One way of grasping the latest tumble in the US dollar is to think of the following:
As expectations of a 2015 Fed hike grew increasingly cemented in the market, traders demanded a higher bar of positive US data performance, especially as macro-normalisation in Europe transitioned into outright progress. Not only most US figures failed to show a sufficient upside surprise since end of April, but business surveys and inflation data from Europe revealed evidence of progress from the ECB's QE program.
In Jan-Mar, the greenback soared to decade highs against most currencies on the possibility that the Fed would raise interest rates in 2015. In yesterday's FOMC announcement, the USD sold off due to bigger than expected downgrade in 2015 GDP growth (revised to 1.8-2.0% from 2.3-2.7% in March), as well as lack of clarity with regards to the pace of future Fed hikes.
Although 15 of 17 FOMC officials expect lift-off to begin this year, FX markets require a faster pace of subsequent rate hikes in order for the US dollar to regain the momentum it once had when the possibility of a 2015 rate hike were sufficient for the rally.
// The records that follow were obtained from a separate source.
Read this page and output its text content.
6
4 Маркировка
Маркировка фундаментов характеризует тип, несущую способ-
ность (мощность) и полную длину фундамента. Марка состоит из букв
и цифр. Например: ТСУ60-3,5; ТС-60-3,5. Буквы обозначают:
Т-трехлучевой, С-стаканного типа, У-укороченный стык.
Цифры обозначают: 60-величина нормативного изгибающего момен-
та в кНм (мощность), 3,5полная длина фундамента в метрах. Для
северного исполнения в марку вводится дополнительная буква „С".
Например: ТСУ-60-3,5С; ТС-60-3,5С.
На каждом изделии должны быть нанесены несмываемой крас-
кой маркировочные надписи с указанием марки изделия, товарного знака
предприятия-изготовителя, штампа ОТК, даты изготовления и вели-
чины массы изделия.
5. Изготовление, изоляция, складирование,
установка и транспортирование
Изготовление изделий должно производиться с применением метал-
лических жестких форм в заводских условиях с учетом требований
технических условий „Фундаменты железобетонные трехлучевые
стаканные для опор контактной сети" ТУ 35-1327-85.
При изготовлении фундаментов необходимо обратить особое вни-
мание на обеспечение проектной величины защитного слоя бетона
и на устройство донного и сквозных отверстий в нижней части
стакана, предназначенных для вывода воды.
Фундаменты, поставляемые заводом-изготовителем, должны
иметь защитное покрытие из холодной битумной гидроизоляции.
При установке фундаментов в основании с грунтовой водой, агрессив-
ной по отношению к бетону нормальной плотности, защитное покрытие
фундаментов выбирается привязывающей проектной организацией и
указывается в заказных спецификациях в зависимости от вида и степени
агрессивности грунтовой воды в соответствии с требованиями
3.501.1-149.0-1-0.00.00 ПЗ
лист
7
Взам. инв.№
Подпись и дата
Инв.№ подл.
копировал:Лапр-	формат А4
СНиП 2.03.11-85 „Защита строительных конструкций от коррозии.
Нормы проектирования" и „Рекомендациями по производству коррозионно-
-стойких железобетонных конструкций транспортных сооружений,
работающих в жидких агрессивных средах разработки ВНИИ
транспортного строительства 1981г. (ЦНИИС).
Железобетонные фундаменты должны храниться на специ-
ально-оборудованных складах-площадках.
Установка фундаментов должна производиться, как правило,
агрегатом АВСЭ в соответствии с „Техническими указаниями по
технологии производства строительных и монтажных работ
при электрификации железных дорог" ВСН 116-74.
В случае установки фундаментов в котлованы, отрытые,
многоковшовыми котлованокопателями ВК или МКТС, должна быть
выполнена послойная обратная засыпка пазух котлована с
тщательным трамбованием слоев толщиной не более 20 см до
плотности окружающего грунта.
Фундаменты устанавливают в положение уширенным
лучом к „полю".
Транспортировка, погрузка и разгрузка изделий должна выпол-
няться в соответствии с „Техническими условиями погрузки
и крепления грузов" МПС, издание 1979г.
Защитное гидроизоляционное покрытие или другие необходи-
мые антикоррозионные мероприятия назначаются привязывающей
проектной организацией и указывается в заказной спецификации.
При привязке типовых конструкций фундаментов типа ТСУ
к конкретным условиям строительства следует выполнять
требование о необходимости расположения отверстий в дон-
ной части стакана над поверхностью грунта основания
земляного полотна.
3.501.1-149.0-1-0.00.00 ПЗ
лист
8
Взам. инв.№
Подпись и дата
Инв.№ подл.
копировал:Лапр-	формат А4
The US dollar rally has now reached critical levels on both fundamental and technical grounds.
Fundamentally:
- Bank of England will likely have at least two hawks dissenting against the monetary policy status quo by end of summer due to persistent improvement in jobs and earnings figures, as well as anticipated rise in inflation data.
- Increased probability that Eurozone CPI will overshoot the ECB's 0.3% y/y projection, with 0.8%-0.9% as the more likely year-end figure -- should sway the German-US yield spread further near positive levels from the current -152 bps.
- Increased resistance inside the Bank of Japan's policy board over stepping up monthly further asset purchases will stand in the way of further yen weakness, especially if US and European bourses are rattled by the simultaneous threat of disappointing US earnings season and persistent chatter of 2015 Fed lift-off.
Technically, the ensuing Death Cross formation in the US dollar index, and Golden Cross in EURUSD (occurring when key measures of short-term trend exceed longer-term trends) is taking place for the first time since almost exactly 365 days. The developments are backed by important resistance levels in GBPUSD and EURUSD, while USDJPY tests key 122.30 support foundation.